When I was doing Young Life we would sometimes take off a week or two during the winter and go and work at Wilderness Ranch. We did the dishes for a hundred or so ski trip campers in exchange for a place to shack and a couple of lift tickets.
Hovering over the kitchen was the ultimate of dares called the Pit Challenge. Only the most courageous or stupid would even consider taking up the Pit Challenge. For those bold enough to accept the dare required one to scrape into a single glass all of the food (and God knows what else) from the bottom of the Hobart, add water and then chug.
The reward, we were told, was immortality.
Well, we young evangelicals have grown since then and now some of us are taking on more meaningful challenges. One of Bread for the World's regional organizers and her husband have accepted The Food Stamp Challenge.

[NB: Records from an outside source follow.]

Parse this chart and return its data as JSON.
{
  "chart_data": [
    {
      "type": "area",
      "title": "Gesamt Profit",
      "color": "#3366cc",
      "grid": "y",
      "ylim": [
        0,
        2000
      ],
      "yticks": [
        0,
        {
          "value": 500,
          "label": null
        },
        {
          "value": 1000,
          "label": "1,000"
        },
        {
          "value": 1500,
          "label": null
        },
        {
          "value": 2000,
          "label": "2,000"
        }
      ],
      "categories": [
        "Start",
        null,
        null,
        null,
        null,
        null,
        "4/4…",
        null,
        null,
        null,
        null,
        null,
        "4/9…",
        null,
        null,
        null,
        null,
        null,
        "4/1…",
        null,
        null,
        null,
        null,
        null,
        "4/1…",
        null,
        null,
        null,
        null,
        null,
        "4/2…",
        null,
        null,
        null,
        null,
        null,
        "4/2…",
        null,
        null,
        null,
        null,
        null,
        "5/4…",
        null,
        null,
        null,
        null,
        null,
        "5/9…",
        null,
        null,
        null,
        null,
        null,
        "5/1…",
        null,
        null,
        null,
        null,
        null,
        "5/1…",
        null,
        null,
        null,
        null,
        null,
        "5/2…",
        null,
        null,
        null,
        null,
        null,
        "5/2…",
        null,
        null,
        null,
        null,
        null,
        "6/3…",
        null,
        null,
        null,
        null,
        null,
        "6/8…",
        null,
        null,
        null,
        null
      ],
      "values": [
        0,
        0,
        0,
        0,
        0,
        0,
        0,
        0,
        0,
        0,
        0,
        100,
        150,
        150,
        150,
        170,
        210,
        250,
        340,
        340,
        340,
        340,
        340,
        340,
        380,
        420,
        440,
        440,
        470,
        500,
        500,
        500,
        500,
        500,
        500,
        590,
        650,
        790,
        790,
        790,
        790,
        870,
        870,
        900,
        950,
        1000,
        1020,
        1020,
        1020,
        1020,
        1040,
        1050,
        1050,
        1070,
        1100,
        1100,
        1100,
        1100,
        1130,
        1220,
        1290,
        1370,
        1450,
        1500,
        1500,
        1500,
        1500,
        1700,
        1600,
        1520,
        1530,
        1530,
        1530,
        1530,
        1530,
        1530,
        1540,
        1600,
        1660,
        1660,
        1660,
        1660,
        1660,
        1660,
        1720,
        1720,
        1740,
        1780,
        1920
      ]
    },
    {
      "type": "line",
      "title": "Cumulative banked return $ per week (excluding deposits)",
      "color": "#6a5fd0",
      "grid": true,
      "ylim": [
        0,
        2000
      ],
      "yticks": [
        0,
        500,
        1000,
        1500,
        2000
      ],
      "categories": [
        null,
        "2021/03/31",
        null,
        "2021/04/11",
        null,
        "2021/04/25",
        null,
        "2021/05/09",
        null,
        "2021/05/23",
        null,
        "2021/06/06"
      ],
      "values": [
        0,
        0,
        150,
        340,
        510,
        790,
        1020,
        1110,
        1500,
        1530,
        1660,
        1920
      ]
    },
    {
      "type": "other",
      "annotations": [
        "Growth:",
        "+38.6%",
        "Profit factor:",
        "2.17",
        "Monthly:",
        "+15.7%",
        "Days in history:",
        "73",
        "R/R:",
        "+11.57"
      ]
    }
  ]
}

Elise and Mark are limiting themselves to $3 a day in food expenditures - the average amount of assistance Food Stamps recipients actually receive. They have some great stories recorded on the BreadBlog.
I suppose the point of the Food Stamp Challenge is two-fold. First it is raising awareness about how little assistance Food Stamps recipients are actually receiving. (Here in VT the per meal amount is about 87 cents.) But more than that, The Food Stamp Challenge also shows us how much the rest of us actually overconsume.
I never felt bad about not taking the Pit Challenge. Other peoples' wet seconds was never my idea of a good time.
But it is only with a severe sense of discomfort that I look at what Mark and Elise are doing and say not for me. I have read the words of the prophet Ezekiel too many times for it to be any other way:
"And this was the sins of your sisters Sodom and her daughters: They had pride and excess of food and prosperous ease, but did not aid the poor and hungry."